"When watching for that distant clock to strike, our mind is so filled with its image that at every moment we think we hear the longed-for or dreaded sound. So of an awaited footstep. Every stir in the woods is for the hunter his game; for the fugitive his pursuers. Every bonnet in the street is momentarily taken by the lover to enshroud the head of his idol. The image in the mind is the attention; the preperception ... is half the perception of the looked-for thing."
--William James, Principles of Psychology
When we talk about being mentally tough in running and racing, it is often unclear exactly what we mean. Most commonly we seem to imagine the tough individual as the one who can endure the most pain. Ascetic philosophers and religious figures through history have seen the encounter with pain as purifying in a certain way. Pain allows us to test the strength of our will by providing an obstacle to it, allowing us to distinguish the actions we choose from what has become ingrained habit. Through this test we learn to what extent we are in control of ourselves, and perhaps these lessons can be extended to other areas of life. This ascetic picture tends to draw a tidy relation between the quantity of pain that one endures and the quantity of willpower that one possesses. The more pain that one can endure, the stronger the will, the tougher the competitor.

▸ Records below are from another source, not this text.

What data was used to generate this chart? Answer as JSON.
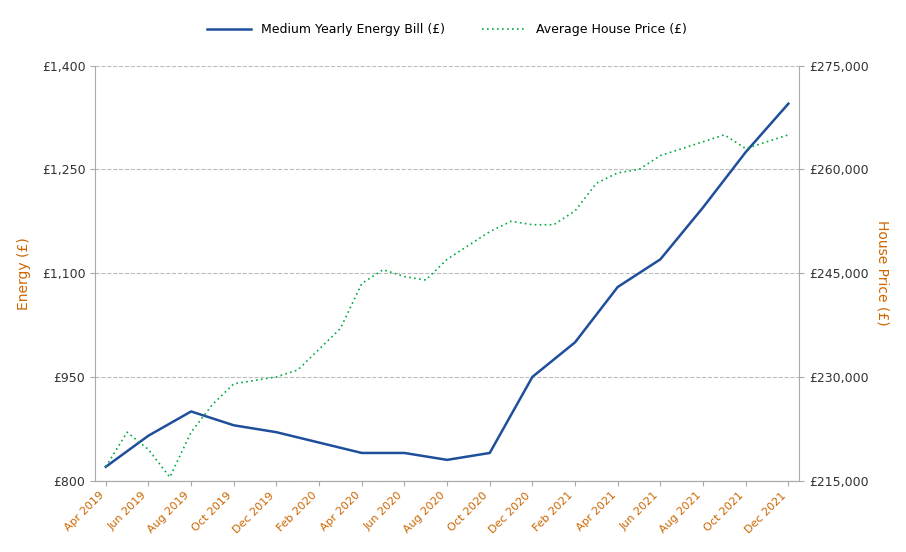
{
  "legend_energy": "Medium Yearly Energy Bill (£)",
  "legend_house": "Average House Price (£)",
  "ylabel_left": "Energy (£)",
  "ylabel_right": "House Price (£)",
  "x_labels": [
    "Apr 2019",
    "Jun 2019",
    "Aug 2019",
    "Oct 2019",
    "Dec 2019",
    "Feb 2020",
    "Apr 2020",
    "Jun 2020",
    "Aug 2020",
    "Oct 2020",
    "Dec 2020",
    "Feb 2021",
    "Apr 2021",
    "Jun 2021",
    "Aug 2021",
    "Oct 2021",
    "Dec 2021"
  ],
  "energy_x": [
    0,
    2,
    4,
    6,
    8,
    10,
    12,
    14,
    16,
    18,
    20,
    22,
    24,
    26,
    28,
    30,
    32
  ],
  "energy_y": [
    820,
    865,
    900,
    880,
    870,
    855,
    840,
    840,
    830,
    840,
    950,
    1000,
    1080,
    1120,
    1195,
    1275,
    1345
  ],
  "house_x": [
    0,
    1,
    2,
    3,
    4,
    5,
    6,
    7,
    8,
    9,
    10,
    11,
    12,
    13,
    14,
    15,
    16,
    17,
    18,
    19,
    20,
    21,
    22,
    23,
    24,
    25,
    26,
    27,
    28,
    29,
    30,
    31,
    32
  ],
  "house_y": [
    217000,
    222000,
    219500,
    215500,
    222000,
    226000,
    229000,
    229500,
    230000,
    231000,
    234000,
    237000,
    243500,
    245500,
    244500,
    244000,
    247000,
    249000,
    251000,
    252500,
    252000,
    252000,
    254000,
    258000,
    259500,
    260000,
    262000,
    263000,
    264000,
    265000,
    263000,
    264000,
    265000
  ],
  "energy_color": "#1f4e9a",
  "house_color": "#00aa44",
  "ylim_energy": [
    800,
    1400
  ],
  "ylim_house": [
    215000,
    275000
  ],
  "energy_yticks": [
    800,
    950,
    1100,
    1250,
    1400
  ],
  "house_yticks": [
    215000,
    230000,
    245000,
    260000,
    275000
  ],
  "bg_color": "#ffffff",
  "grid_color": "#bbbbbb",
  "tick_label_color": "#333333",
  "axis_label_color": "#cc6600",
  "xtick_label_color": "#cc6600",
  "spine_color": "#aaaaaa"
}
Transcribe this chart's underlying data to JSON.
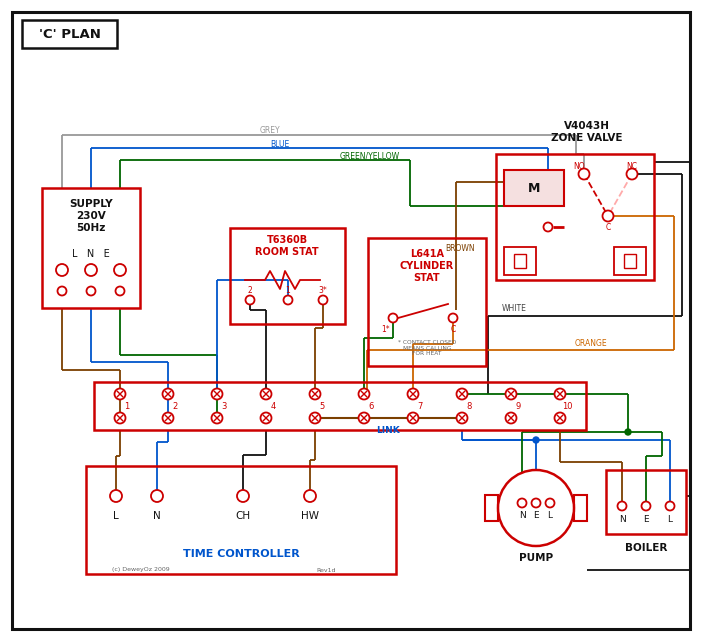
{
  "bg": "#ffffff",
  "red": "#cc0000",
  "blue": "#0055cc",
  "green": "#006600",
  "brown": "#7b3f00",
  "grey": "#999999",
  "orange": "#cc6600",
  "black": "#111111",
  "title": "'C' PLAN",
  "zone_valve": "V4043H\nZONE VALVE",
  "supply": "SUPPLY\n230V\n50Hz",
  "room_stat": "T6360B\nROOM STAT",
  "cyl_stat": "L641A\nCYLINDER\nSTAT",
  "time_ctrl": "TIME CONTROLLER",
  "pump": "PUMP",
  "boiler": "BOILER",
  "link": "LINK",
  "copyright": "(c) DeweyOz 2009",
  "rev": "Rev1d",
  "contact_note": "* CONTACT CLOSED\nMEANS CALLING\nFOR HEAT",
  "lbl_grey": "GREY",
  "lbl_blue": "BLUE",
  "lbl_gy": "GREEN/YELLOW",
  "lbl_brown": "BROWN",
  "lbl_white": "WHITE",
  "lbl_orange": "ORANGE"
}
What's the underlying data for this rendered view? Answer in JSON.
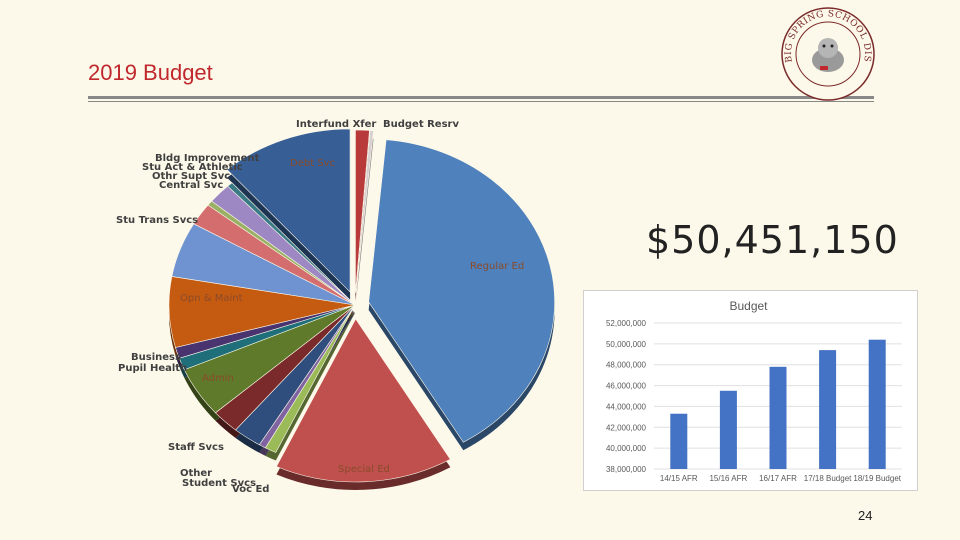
{
  "slide": {
    "title": "2019 Budget",
    "total": "$50,451,150",
    "page_number": "24",
    "logo_text": "BIG SPRING SCHOOL DISTRICT"
  },
  "chart_data": [
    {
      "type": "pie",
      "title": "",
      "categories": [
        "Interfund Xfer",
        "Budget Resrv",
        "Regular Ed",
        "Special Ed",
        "Voc Ed",
        "Other",
        "Student Svcs",
        "Staff Svcs",
        "Admin",
        "Pupil Health",
        "Business",
        "Opn & Maint",
        "Stu Trans Svcs",
        "Central Svc",
        "Othr Supt Svc",
        "Stu Act & Athletic",
        "Bldg Improvements",
        "Debt Svc"
      ],
      "values": [
        1.2,
        0.3,
        40.0,
        15.5,
        1.0,
        0.6,
        2.5,
        2.4,
        5.0,
        1.2,
        1.1,
        7.0,
        5.5,
        2.2,
        0.5,
        2.0,
        0.5,
        11.5
      ],
      "colors": [
        "#b83a3a",
        "#d8d0d0",
        "#4f81bd",
        "#c0504d",
        "#9bbb59",
        "#8064a2",
        "#2f4e7e",
        "#7a2a2a",
        "#5e7a2a",
        "#1f6f7a",
        "#4a3470",
        "#c55a11",
        "#6f93d0",
        "#d46d6d",
        "#9ab065",
        "#9d88c3",
        "#3a7a86",
        "#375f96"
      ],
      "labels_shown": [
        "Interfund Xfer",
        "Budget Resrv",
        "Regular Ed",
        "Special Ed",
        "Voc Ed",
        "Student Svcs",
        "Other",
        "Staff Svcs",
        "Admin",
        "Pupil Health",
        "Business",
        "Opn & Maint",
        "Stu Trans Svcs",
        "Central Svc",
        "Othr Supt Svc",
        "Stu Act & Athletic",
        "Bldg Improvement",
        "Debt Svc"
      ]
    },
    {
      "type": "bar",
      "title": "Budget",
      "categories": [
        "14/15 AFR",
        "15/16 AFR",
        "16/17 AFR",
        "17/18 Budget",
        "18/19 Budget"
      ],
      "values": [
        43300000,
        45500000,
        47800000,
        49400000,
        50400000
      ],
      "ylim": [
        38000000,
        52000000
      ],
      "yticks": [
        "52,000,000",
        "50,000,000",
        "48,000,000",
        "46,000,000",
        "44,000,000",
        "42,000,000",
        "40,000,000",
        "38,000,000"
      ],
      "bar_color": "#4472c4",
      "grid": true
    }
  ]
}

|Makau on his way to the WR.|
While the runner must monitor his effort closely and be very attuned to sensation and impending or present pain in the early stages of the race, James helps us understand how attention to pain can be detrimental in the later stages of the race. If, as he writes, "the preperception is half the perception of the looked-for thing," then the runner has to be wary of projecting onto his experience more pain than is actually felt. As pain rises up in the latter part of the race, attending to the pain actually magnifies its quantity, adding to the "actual pain" the image of pain in the mind's eye. The psychology behind this is exactly the same as the psychology of "ripping off a band-aid;" we rip it off quickly before the mind has a chance to pay much attention to the site of pain. Pain that we haven't prepared the mind to perceive is, actually, less pain.
Thinking about the role of attention and preperception in pain allows us to understand more clearly the role that attention plays in toughness. Being mentally tough is less about confronting pain and more about controlling the attention. The toughest racers are those who allow their attention to be "consumed by the race," as a friend recently described it. Being tough, paradoxically, doesn't mean confronting the largest amount of pain. What it demands is literally not feeling the pain at all--keeping the attention absorbed in other things, like controlling the body, competing with rivals, maintaining the rhythms of the running motion. When we achieve a race like this, we usually call it a breakthrough. What has been "broken through" is an old preperception, an old habit of attending to an image of the self or of pain that was supposed to come but didn't.
The attention is the greatest tool of the human mind because it allows us to select from the world the stimuli to which we would like to respond. Intelligence, it seems to me, is a matter of selection; more about tuning things out than opening the mind. The great geniuses of history created a world that made some sense through acts of attention--selecting a single problem so that progress could be made, setting up the world as intelligible when apprehended along very particular lines. Great thinkers help us frame our vision--by telling us what to see or how to see, they also tell us what not to see.
|Tunnel vision is at the core of human intelligence.|
Perhaps it is counter-intuitive, but it seems to me that mental toughness is more about imagination than brute willpower. The toughest thing in life is breaking out of old habits of attention. This breaking out requires the imaginative invention of a better self--and the willingness to trust that preperception once imagined.